Habiendo leído varias obras de este autor, con grato recuerdo de ellas, creo que habrá que leer este libro que remarca, a quienes se cierran a ello, que nuestra historia llega más allá de la guerra civil y que hubo otras guerras civiles y un convulso siglo XIX origen de todo lo que acaeció después y sigue acaeciendo ahora.
Y, está bien recordar los absurdos planteamientos cantonalistas y el despiporre que constituyó la primera república, para intentar aprender, si es que nos es posible, ya que estamos repitiendo, de nuevo, la anarquía, la división y las teorías supremacistas decimonónicas. Pero, claro, con las orejeras históricas que promueve la izquierda es imposible aprender nada de lo anterior para que no vuelva a repetirse.
Tiene bemoles que la República francesa, que los republicanos locales siempre han tomado como ejemplo y fuente de toda virtud, sea una monarquía sin rey, con más aparato que muchas monarquías más discretas y en la que el presidente tiene más poder que muchos monarcas. El pecado de los españoles no es la envidia, sino la superficialidad.
Espero que no todos, sr, Wales, que no sea un pecado general. Quizás la superficialidad es ideológica, también es moda, y se da dobre todo en ámbitos buenistas, progres y en esa izquierda cutre que nos diferencia de Europa. Espero. Porque haciendo un análisis un poco más detallado, hay gente que no se fija en que hay repúblicas hereditarias, dinásticas, como la de Corea del Norte y repúblicas de dinastías de amiguetes como la de Venezuela. Y podríamos seguir enumerando…

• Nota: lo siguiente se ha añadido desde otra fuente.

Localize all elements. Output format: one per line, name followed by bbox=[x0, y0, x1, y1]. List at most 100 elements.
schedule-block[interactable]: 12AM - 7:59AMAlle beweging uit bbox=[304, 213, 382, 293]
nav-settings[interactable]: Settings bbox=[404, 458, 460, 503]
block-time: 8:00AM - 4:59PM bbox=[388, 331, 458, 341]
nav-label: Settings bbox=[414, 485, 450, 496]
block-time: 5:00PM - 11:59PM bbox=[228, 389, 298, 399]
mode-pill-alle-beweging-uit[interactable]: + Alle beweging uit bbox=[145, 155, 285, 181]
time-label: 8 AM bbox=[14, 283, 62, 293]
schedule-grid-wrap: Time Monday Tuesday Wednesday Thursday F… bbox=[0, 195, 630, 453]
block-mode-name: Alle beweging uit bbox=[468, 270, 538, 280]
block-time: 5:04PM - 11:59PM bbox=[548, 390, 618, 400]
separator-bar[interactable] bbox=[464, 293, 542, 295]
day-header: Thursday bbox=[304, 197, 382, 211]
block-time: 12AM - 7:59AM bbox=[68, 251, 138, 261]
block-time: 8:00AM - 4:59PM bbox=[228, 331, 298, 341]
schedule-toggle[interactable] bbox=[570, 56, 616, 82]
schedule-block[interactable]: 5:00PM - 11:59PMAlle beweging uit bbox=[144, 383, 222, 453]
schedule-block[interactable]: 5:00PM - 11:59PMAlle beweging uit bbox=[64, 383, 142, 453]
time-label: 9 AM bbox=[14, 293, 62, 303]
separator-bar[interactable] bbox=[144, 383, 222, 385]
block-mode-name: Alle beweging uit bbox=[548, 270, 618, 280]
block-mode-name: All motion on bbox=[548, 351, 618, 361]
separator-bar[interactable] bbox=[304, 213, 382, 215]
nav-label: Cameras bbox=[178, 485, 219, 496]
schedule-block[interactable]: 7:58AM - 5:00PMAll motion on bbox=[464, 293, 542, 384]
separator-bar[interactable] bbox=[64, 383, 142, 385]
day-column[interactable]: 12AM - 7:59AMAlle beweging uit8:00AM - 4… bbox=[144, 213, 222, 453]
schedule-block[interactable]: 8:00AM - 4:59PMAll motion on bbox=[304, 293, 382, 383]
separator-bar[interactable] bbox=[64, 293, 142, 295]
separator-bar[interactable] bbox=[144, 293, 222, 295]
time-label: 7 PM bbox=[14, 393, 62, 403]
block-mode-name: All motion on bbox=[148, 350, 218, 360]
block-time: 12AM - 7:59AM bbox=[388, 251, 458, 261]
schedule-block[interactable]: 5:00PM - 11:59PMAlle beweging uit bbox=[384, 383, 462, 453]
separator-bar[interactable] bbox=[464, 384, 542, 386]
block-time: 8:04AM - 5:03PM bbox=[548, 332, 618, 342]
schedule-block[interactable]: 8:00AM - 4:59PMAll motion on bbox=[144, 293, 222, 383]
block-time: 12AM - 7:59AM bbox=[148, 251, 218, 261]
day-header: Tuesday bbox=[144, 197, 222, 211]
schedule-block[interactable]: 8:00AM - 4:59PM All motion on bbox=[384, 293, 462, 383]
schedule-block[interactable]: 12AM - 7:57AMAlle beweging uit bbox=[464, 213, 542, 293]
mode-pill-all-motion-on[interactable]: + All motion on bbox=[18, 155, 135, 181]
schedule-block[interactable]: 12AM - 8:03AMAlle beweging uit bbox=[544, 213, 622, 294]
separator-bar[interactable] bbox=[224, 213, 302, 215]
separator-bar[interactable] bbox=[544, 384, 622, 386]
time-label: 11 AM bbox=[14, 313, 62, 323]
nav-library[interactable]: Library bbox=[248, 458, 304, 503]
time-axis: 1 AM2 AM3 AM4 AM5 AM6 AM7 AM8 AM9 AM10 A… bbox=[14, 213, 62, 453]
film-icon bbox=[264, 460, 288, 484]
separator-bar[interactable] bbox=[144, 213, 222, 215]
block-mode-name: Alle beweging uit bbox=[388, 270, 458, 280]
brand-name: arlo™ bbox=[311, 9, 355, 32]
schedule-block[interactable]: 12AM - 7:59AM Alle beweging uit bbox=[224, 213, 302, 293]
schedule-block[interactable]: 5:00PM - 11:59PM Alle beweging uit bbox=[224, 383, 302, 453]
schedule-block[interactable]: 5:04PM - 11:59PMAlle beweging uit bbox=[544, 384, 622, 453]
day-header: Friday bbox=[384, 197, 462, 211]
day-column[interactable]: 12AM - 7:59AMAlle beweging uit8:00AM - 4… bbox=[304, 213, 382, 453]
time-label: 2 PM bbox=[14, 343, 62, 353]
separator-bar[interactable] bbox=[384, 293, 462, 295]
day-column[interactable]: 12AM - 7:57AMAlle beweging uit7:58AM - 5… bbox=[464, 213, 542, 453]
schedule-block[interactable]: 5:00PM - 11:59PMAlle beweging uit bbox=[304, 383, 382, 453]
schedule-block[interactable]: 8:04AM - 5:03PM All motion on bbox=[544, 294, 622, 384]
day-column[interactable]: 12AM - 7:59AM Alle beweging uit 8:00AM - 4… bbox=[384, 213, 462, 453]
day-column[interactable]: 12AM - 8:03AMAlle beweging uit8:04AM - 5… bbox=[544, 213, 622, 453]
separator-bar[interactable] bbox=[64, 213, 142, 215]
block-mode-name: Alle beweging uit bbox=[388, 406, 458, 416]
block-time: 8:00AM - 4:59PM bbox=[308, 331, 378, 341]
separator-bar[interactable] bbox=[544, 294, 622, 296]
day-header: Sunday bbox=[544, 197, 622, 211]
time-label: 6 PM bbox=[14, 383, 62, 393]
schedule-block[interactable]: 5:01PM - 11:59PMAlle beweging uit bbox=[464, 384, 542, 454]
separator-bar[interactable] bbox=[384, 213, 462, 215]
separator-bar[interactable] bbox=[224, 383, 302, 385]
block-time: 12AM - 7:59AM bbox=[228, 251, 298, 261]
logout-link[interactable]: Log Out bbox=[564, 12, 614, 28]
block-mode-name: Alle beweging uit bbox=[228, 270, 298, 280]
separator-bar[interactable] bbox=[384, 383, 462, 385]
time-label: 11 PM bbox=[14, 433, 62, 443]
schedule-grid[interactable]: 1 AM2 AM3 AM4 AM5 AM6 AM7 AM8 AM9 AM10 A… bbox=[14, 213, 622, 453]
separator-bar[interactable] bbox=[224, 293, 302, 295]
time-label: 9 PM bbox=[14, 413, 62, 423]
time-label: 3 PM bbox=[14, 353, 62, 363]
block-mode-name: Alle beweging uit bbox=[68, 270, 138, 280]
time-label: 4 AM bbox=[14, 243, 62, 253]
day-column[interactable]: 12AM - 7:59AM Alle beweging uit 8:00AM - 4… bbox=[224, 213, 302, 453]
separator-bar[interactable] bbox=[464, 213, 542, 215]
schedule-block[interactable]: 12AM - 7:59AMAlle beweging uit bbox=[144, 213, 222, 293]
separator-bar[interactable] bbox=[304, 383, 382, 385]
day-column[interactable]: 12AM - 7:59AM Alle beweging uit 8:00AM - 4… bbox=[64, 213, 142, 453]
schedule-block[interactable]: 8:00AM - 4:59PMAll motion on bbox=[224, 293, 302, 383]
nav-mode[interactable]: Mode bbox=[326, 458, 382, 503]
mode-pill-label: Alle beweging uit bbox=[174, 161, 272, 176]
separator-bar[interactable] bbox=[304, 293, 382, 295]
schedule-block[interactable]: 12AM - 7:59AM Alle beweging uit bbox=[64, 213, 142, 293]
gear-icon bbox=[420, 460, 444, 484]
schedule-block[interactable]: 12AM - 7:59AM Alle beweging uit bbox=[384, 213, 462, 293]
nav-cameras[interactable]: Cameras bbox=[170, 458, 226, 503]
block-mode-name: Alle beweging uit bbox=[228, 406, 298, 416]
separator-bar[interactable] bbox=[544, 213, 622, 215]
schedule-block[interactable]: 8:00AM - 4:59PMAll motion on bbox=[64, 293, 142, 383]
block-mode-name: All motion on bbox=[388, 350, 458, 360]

No es un pecado de todos, pero está muy extendido. Salvador de Madariaga era un republicano que se burlaba del irracionalismo de sus correligionarios, quienes creían que el ‘santo advenimiento’ (así le llamaba) de la República resolvería todos los problemas nacionales por arte de magia. Eso no ha cambiado en cien años.
¡Ah, Madariaga! Republicano, presidente de la república, académico, político, historiador insigne, español de pro… y olvidado por los progres que no quieren saber nada de él ni de su interpretación de la historia, buscadores permanentes de utópicas repúblicas existentes solo en sus enfermas e irracionales mentes. ¡Cuanto me alegra escuchar su olvidado nombre!
Ssludos.
Gran español, sin duda, pero con una extraña relación con la política exterior del Imperio Británico. Era muy superior al ‘influencer’ profesional Ortega y Gasset, que no podía ni verlo. Un saludo.